TO_DATE produces bogus data

TO_DATE with a group by produces dates with 0019-10-27 however when you query for records that have this date they do not appear in the data set.

DT,EXPR$1
0019-11-19T00:00,36
0019-10-27T00:00,47
0019-11-14T00:00,25
0019-11-21T00:00,33
2019-11-11T00:00,4638613
2019-11-14T00:00,4280537
0019-12-01T00:00,38
2019-11-29T00:00,3484464
2019-11-26T00:00,6476143
0019-10-28T00:00,36
0019-10-26T00:00,40
0019-11-15T00:00,42
0019-11-13T00:00,30
2019-11-16T00:00,5663933
2019-10-26T00:00,4929759
0019-11-28T00:00,17
0019-11-25T00:00,51
0019-11-26T00:00,58
0019-11-20T00:00,30
2019-11-23T00:00,6208627
2019-11-28T00:00,1723201
0019-11-10T00:00,45
0019-11-12T00:00,12
0019-10-25T00:00,32

Also those records in the group by have a very small amount of data relative to the rest of the groupings.

@kprifogle Can you post some of the original dates, before they were incorrectly converted by TO_DATE? What is the base data type for the column you are casting to date? (string/long/?)

More

If it’s a timestamp, that includes a timezone, Gandiva doesn’t support those (from what I’ve read in the code). So the presence/absence of a timezone on your date could change the path through the code.

It doesn’t have a timestamp. Its just straight dremio Date time objects. You can guess what the values are before TO_DATE, it doesn’t have the 0019 instead it has 2019. It seems like just a small fraction of the records get cast to these invalid values in the group by.

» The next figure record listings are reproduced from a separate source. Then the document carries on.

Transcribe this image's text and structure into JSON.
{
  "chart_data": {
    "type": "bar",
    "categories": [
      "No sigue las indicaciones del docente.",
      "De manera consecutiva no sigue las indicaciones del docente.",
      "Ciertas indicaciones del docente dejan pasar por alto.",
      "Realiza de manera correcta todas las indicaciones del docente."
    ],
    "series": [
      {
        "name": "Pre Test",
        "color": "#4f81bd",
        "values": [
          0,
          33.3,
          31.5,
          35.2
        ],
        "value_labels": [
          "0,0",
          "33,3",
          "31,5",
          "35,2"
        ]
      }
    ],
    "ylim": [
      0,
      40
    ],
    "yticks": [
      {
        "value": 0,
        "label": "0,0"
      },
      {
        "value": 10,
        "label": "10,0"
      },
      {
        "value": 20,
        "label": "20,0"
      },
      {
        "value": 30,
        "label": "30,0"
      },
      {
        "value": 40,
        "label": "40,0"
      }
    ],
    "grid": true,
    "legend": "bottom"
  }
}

I’ve done some group by’s in Dremio over MS SQL, but I’m pretty sure that is being pushed down through JDBC to the database and isn’t being run through Dremio.

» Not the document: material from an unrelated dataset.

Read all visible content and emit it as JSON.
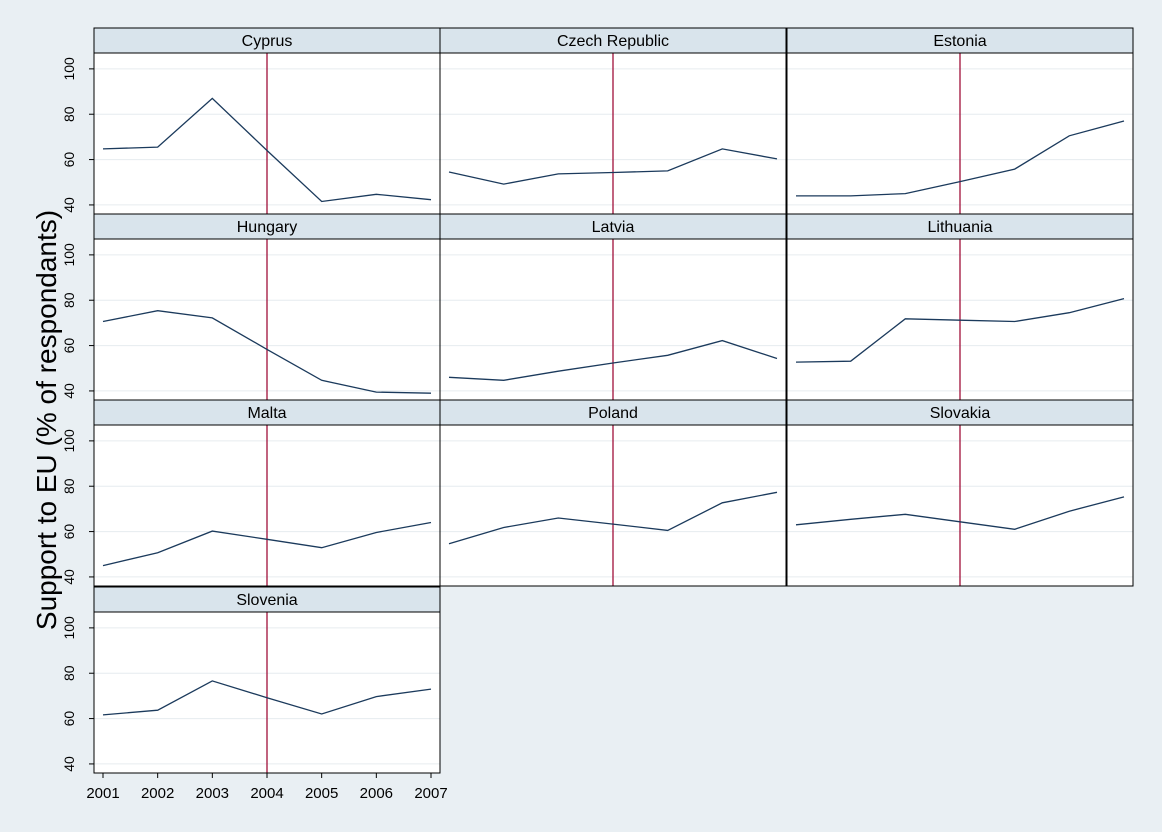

I still think the way you are getting these dates is important. What format string are you using to convert them to a YYYY-MM-DDTHH:MM format? I tried this specific format string on your dates and Dremio wouldn’t parse them.

@kprifogle, can you share the query where you are seeing this?

Here is the query:

SELECT dt, COUNT(*) FROM (SELECT TO_DATE(time) as dt FROM data_table) GROUP BY dt ORDER BY dt

and here are some example data rows for time in the table:

2019-12-11 11:11:00.000
2019-12-11 11:11:00.000
2019-12-11 16:47:00.000

The data type of this column in dreimo is valid DateTime stamp

Outside of this query no data appears to have dates leading with 0019, so this behavior only appears as a result of the group by or order operation or TO_DATE operation (likely as a result of their combination?), ie the query itself produces this new date.